There is also a dark blue double that was called Clematis viticella 'Flore Pleno' (syn. ‘Mary Rose’) because clematis expert Barry Fretwell rediscovered it and then relaunched this equally ancient variety in 1982, the year Henry VIII’s battleship was raised. Just like ‘Purpurea Plena Elegans’ it will give you weeks of flower.

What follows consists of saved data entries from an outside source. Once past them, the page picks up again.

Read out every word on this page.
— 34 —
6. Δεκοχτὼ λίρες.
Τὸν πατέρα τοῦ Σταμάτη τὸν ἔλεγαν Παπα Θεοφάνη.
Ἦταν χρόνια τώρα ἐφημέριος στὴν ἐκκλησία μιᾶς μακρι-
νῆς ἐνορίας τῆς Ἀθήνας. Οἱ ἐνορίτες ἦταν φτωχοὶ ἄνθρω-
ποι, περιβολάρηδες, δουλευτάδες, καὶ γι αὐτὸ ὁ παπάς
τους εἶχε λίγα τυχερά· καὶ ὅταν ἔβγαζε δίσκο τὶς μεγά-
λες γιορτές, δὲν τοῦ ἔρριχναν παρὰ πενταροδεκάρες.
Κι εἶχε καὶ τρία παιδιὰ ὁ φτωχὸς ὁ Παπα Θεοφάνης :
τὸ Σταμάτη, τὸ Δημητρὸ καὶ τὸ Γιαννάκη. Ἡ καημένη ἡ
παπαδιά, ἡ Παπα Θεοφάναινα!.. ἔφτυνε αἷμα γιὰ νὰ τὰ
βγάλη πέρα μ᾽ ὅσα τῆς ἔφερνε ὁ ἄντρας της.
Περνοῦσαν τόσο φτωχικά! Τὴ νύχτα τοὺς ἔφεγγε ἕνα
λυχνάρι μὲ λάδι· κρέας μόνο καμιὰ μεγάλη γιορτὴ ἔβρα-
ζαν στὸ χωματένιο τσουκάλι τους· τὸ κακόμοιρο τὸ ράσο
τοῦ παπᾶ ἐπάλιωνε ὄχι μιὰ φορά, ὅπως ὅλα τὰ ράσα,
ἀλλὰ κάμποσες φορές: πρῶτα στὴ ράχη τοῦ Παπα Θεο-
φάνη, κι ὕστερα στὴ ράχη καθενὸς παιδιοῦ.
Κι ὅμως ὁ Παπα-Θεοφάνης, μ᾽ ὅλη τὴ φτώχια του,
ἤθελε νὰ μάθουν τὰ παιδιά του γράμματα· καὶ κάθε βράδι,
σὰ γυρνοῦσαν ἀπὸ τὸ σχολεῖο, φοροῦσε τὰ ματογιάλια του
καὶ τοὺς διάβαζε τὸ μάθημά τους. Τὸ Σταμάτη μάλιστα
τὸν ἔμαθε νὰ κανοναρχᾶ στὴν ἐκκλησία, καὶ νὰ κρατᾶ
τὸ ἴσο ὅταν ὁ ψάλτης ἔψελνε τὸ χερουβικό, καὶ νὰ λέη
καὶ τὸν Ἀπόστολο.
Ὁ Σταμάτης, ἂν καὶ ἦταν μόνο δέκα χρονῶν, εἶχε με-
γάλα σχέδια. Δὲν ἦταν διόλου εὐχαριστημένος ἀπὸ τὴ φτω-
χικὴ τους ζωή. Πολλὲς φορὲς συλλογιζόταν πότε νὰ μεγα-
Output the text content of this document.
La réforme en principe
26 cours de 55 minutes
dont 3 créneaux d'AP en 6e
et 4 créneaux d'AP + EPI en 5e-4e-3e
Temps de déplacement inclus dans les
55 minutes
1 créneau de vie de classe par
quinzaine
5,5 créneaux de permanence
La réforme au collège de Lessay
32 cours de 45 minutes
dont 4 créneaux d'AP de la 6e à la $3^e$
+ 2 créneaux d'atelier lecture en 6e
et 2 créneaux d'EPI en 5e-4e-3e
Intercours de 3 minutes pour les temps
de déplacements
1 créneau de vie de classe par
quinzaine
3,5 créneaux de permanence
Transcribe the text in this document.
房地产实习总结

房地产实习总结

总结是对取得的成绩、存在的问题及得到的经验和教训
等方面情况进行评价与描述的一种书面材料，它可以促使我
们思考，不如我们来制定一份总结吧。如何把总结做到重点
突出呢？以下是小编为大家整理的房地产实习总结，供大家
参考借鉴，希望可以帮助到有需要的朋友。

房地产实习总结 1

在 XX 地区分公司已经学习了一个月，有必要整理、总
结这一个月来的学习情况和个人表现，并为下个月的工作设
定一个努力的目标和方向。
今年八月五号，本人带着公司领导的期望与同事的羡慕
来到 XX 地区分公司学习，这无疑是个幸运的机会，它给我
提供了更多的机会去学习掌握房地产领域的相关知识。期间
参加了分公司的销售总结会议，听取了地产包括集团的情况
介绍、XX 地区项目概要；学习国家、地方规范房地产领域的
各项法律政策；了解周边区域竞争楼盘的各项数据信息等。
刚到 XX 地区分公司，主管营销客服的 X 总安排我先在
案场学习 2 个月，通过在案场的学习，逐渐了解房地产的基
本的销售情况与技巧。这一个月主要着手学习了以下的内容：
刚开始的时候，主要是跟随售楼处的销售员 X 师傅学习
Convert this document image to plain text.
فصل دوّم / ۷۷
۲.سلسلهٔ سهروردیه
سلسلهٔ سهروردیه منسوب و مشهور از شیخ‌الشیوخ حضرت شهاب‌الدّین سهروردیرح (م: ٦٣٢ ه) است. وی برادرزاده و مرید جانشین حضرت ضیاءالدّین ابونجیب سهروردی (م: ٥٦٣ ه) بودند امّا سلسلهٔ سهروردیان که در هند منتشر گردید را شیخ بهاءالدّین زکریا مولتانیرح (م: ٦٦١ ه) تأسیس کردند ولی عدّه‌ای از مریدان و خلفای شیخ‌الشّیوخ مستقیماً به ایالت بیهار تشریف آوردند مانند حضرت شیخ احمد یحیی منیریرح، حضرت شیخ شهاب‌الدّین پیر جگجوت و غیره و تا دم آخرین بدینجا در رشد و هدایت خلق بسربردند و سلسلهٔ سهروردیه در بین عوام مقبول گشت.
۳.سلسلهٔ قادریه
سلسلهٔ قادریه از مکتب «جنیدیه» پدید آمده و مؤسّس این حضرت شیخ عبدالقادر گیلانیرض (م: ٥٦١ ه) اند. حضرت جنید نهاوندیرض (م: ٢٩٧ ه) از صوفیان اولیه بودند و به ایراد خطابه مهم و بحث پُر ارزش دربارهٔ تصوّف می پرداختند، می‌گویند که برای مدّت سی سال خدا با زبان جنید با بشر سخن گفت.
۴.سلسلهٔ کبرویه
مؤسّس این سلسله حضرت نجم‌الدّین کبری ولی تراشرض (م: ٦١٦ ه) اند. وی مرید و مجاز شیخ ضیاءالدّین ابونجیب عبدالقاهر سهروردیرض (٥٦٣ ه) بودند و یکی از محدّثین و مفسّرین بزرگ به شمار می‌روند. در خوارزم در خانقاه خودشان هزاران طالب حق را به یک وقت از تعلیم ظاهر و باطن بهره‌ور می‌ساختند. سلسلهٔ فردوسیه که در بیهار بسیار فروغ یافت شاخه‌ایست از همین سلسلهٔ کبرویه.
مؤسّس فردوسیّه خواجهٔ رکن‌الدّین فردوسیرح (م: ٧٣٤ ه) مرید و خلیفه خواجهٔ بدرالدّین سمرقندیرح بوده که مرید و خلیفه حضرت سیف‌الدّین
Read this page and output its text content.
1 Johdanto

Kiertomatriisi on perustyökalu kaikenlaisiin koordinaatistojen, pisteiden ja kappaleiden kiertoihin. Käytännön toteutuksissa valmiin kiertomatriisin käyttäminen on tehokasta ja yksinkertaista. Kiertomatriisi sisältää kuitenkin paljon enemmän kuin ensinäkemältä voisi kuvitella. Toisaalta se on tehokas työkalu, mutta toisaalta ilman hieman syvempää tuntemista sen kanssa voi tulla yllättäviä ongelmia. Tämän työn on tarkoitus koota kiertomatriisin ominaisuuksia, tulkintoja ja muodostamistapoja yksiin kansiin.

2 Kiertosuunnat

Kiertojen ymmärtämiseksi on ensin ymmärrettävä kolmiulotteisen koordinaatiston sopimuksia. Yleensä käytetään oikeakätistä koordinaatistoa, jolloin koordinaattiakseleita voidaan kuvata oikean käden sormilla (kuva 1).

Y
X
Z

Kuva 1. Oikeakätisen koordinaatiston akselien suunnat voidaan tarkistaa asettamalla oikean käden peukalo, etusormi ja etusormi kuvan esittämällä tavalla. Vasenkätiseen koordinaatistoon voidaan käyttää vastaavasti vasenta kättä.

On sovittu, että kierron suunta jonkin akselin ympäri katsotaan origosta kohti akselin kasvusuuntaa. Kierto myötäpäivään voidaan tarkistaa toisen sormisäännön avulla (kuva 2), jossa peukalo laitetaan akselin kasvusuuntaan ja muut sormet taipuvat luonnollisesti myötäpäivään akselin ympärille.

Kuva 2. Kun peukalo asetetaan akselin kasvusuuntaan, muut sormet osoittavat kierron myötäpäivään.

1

The beauty with any clematis that flowers in the second half of summer is that pruning is easy. Just cut back to the lowest buds in spring. They’re also drought tolerant, so there’s no problems with wilting. They couldn’t be easier, so get planting!

Five things to do

Plant a hydrangea


Hydrangeas have flowers that fade and produce papery seed heads. The green heads of Hydrangea arborescens ‘Annabelle’ mix well with herbaceous plants and is easily grown, even on poorer soil.

Put in tender plants


Get tender plants in the border now, rather than later in the year, whilst they are not flowering. They will have far more time to put down roots and will have a much better chance of surviving their first winter. Fuchsia ‘Mrs Popple’ is a sturdy red and purple, and is definitely worth including.

Plant dahlias outside

Single-flowered dahlias attract wildlife, but if you want flowerpower and less deadheading the soft-orange 'David Howard' or the red cactus 'Summer Night' (also called Nuit D'ete) will liven up the border. Stake dahlias as you plant using canes.

Don’t forget the annuals


Still plenty of time to sprinkle some annuals (such as calendulas, marigolds, nasturtiums and clary (Salvia viridis) to brighten up the patches in between vegetables and foundation planting.

Last chance for brassicas


It’s the last chance to get brassica and leek plants into position because they need to put down roots so that they continue to grow.